La posición insostenible de la ministra Delgado contagia la epidemia ministerial al caso Duque

Dolores Delgado, el pasado miércoles, en la sesión de control del Gobierno.
Dolores Delgado, el pasado miércoles, en la sesión de control del Gobierno.Luis Sevillano (EL PAÍS)

Ya le gustaría a Villarejo someter a la Corona y al Gobierno con su repertorio de psicofonías, pero el poder hiperbólico que le atribuyen sus adversarios tanto refleja la abstracción de las cloacas como implica una derivada estratégica: más grande es el monstruo, mejor puede compadecerse a sus víctimas y protegerlas de su propia negligencia.
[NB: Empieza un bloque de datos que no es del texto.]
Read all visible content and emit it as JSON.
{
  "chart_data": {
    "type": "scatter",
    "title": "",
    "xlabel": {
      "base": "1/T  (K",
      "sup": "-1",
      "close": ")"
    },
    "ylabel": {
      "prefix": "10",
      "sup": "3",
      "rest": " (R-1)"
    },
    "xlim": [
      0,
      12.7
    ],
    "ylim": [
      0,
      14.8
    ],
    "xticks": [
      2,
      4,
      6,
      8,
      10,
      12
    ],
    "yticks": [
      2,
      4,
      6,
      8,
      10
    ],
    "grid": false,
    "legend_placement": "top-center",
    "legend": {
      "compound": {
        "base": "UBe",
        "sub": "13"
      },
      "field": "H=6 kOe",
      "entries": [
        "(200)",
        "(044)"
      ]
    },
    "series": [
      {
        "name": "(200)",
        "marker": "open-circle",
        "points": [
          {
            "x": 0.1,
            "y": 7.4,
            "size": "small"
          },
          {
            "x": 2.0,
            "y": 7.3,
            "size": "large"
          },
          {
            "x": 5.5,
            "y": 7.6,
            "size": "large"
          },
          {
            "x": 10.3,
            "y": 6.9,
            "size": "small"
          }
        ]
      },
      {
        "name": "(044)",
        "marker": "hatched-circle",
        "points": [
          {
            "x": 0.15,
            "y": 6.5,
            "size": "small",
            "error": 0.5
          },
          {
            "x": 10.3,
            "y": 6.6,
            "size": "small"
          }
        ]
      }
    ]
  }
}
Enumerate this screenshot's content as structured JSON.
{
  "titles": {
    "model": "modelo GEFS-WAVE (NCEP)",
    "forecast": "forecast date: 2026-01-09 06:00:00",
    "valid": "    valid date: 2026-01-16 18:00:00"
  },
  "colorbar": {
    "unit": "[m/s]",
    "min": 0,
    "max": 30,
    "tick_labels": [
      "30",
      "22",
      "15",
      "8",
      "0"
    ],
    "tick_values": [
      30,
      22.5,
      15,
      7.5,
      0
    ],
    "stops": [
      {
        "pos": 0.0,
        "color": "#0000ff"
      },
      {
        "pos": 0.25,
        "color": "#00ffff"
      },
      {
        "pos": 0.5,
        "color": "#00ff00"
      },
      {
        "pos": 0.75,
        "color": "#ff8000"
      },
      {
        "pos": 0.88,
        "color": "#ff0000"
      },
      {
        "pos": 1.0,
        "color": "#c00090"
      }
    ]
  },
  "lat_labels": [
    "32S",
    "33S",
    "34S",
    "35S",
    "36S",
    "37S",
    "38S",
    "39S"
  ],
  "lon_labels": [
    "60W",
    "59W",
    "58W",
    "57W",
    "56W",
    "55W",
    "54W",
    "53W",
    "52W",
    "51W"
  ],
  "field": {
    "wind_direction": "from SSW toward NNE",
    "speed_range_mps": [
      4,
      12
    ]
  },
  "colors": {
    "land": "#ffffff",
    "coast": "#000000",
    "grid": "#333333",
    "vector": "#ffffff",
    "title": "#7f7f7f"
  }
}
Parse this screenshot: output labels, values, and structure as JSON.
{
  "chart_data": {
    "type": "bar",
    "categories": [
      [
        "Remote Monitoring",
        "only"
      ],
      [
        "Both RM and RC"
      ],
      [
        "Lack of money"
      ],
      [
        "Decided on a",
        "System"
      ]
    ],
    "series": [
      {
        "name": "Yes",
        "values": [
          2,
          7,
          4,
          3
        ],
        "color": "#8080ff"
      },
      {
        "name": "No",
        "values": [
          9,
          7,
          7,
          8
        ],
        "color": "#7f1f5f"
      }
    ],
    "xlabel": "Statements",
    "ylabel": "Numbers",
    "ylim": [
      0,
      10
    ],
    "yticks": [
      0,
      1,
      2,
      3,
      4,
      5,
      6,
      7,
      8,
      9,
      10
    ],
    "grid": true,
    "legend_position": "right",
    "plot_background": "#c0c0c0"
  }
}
Es el camino que ha emprendido Pedro Sánchez para custodiar a la ministra de Defensa. Y para exponerla como mártir oportunista del Mefistófeles cañí. El desprestigio de Villarejo se utiliza para encubrir los errores en que ha incurrido Dolores Delgado. Sánchez no puede permitirse un nuevo sacrificio ni convertir su gabinete en la subtrama política de los Diez negritos, pero el plan de salvamento a medida tanto se ha resentido del contratiempo de un nuevo incendio —Pedro Duque— como se antoja precario en la dialéctica ventajista del mal contra el bien.

¿Por qué debería dimitir Dolores Delgado? En primer lugar porque ella misma representa un problema de credibilidad. La modulación de sus versiones sobre los vínculos accidentales o lúdicos con Villarejo implican tanta improvisación como frivolidad y embustes.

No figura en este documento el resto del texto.